CRD IV (consisting of the Capital Requirements Regulation (CRR) and Capital Requirements Directive (CRD)) is the EU package of rules and regulations which implements Basel III, the international regulatory framework for banks. The package is binding on all EU member states. It aims to address the problems that caused the financial crisis by increasing the level and quality of capital held by banks, enhancing risk coverage, expanding disclosure requirements and reducing procyclicality. CRD IV provides a basis for EU liquidity standards and introduces leverage disclosure requirements.  CRD IV was agreed by the European Council on 20 June 2013 and the legislation was published in the Official Journal on 27 June 2013.   

HM Treasury has considered the responses received to their initial consultation in September 2013 and used these to inform the draft Regulations and accompanying guidance.  The Regulations implement Article 89 of the Capital Requirements Directive 4.

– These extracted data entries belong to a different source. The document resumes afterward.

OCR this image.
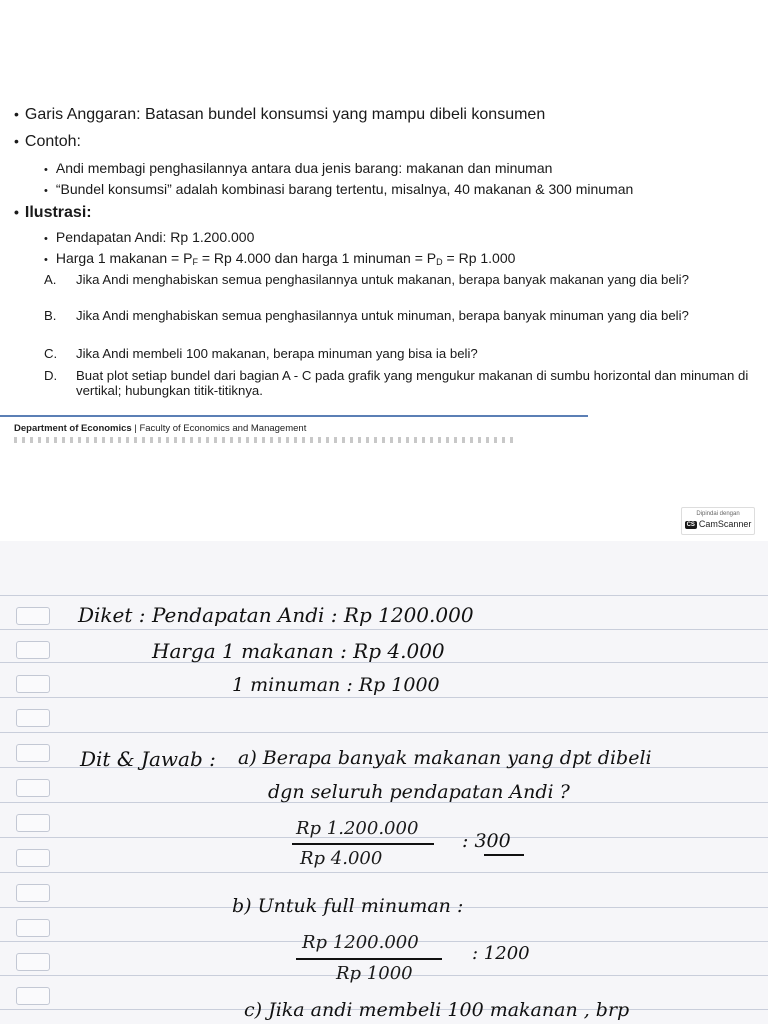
• Garis Anggaran: Batasan bundel konsumsi yang mampu dibeli konsumen
• Contoh:
• Andi membagi penghasilannya antara dua jenis barang: makanan dan minuman
• “Bundel konsumsi” adalah kombinasi barang tertentu, misalnya, 40 makanan & 300 minuman
• Ilustrasi:
• Pendapatan Andi: Rp 1.200.000
• Harga 1 makanan = $P_F = Rp$ 4.000 dan harga 1 minuman = $P_D = Rp$ 1.000
A. Jika Andi menghabiskan semua penghasilannya untuk makanan, berapa banyak makanan yang dia beli?
B. Jika Andi menghabiskan semua penghasilannya untuk minuman, berapa banyak minuman yang dia beli?
C. Jika Andi membeli 100 makanan, berapa minuman yang bisa ia beli?
D. Buat plot setiap bundel dari bagian A - C pada grafik yang mengukur makanan di sumbu horizontal dan minuman di vertikal; hubungkan titik-titiknya.
Department of Economics | Faculty of Economics and Management
Dipindai dengan
CS CamScanner
Diket : Pendapatan Andi : Rp 1200.000
Harga 1 makanan : Rp 4.000
1 minuman : Rp 1000
Dit & Jawab : a) Berapa banyak makanan yang dpt dibeli
dgn seluruh pendapatan Andi ?
Rp 1.200.000
Rp 4.000
: 300
b) Untuk full minuman :
Rp 1200.000
Rp 1000
: 1200
c) Jika andi membeli 100 makanan , brp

The key aspects of the draft Regulations are:

  • All institutions (as defined in Article 4(1)(3) of the CRR) should publicly disclose annually, on a consolidated basis, by country where they have an establishment:

a)      their name, nature of activities and geographic location;

b)      number of employees;

c)      their turnover;

d)     pre-tax profit or loss;

e)      corporation tax paid; and

f)       any public subsidies received.

  • Institutions will be required to publicly disclose the information from 1 January 2015 and from 1 July 2014 they must disclose (a)-(c) above. 
  • Certain “global systematically important institutions” will be required to disclose additional information such as their pre-tax profit or loss, their taxes paid and any public subsidies received by 1 July 2014.  Should this disclosure not be deemed to be prejudicial all credit institutions and investment firms will have to disclose this information from 1 January 2015. 
  • This information is to be disclosed “on a consolidated basis in accordance with international accounting standards for each country in which the institution has a subsidiary, branch or both”.  The draft guidance states that “in practice this will require institutions to use an accounting approach to consolidation either in accordance with International Financial Reporting Standards (IFRSs) or Generally Accepted Accounting Principles (GAAP)".  The draft guidance explains that aggregation of disclosure may be allowed where more than one institution within the group is within the scope of the Regulations.  The draft guidance also elaborates on how institutions which are part of a wider group may meet their disclosure obligations.
  • The disclosures are required to be audited and the draft guidance explains that this could be part of the statutory audit or part of an additional external assurance engagement.

The draft regulations will be enforced by the Prudential Regulation Authority (PRA) for PRA-regulated institutions and by the Financial Conduct Authority (FCA) for all other institutions.  They will come into force on 1 January 2014.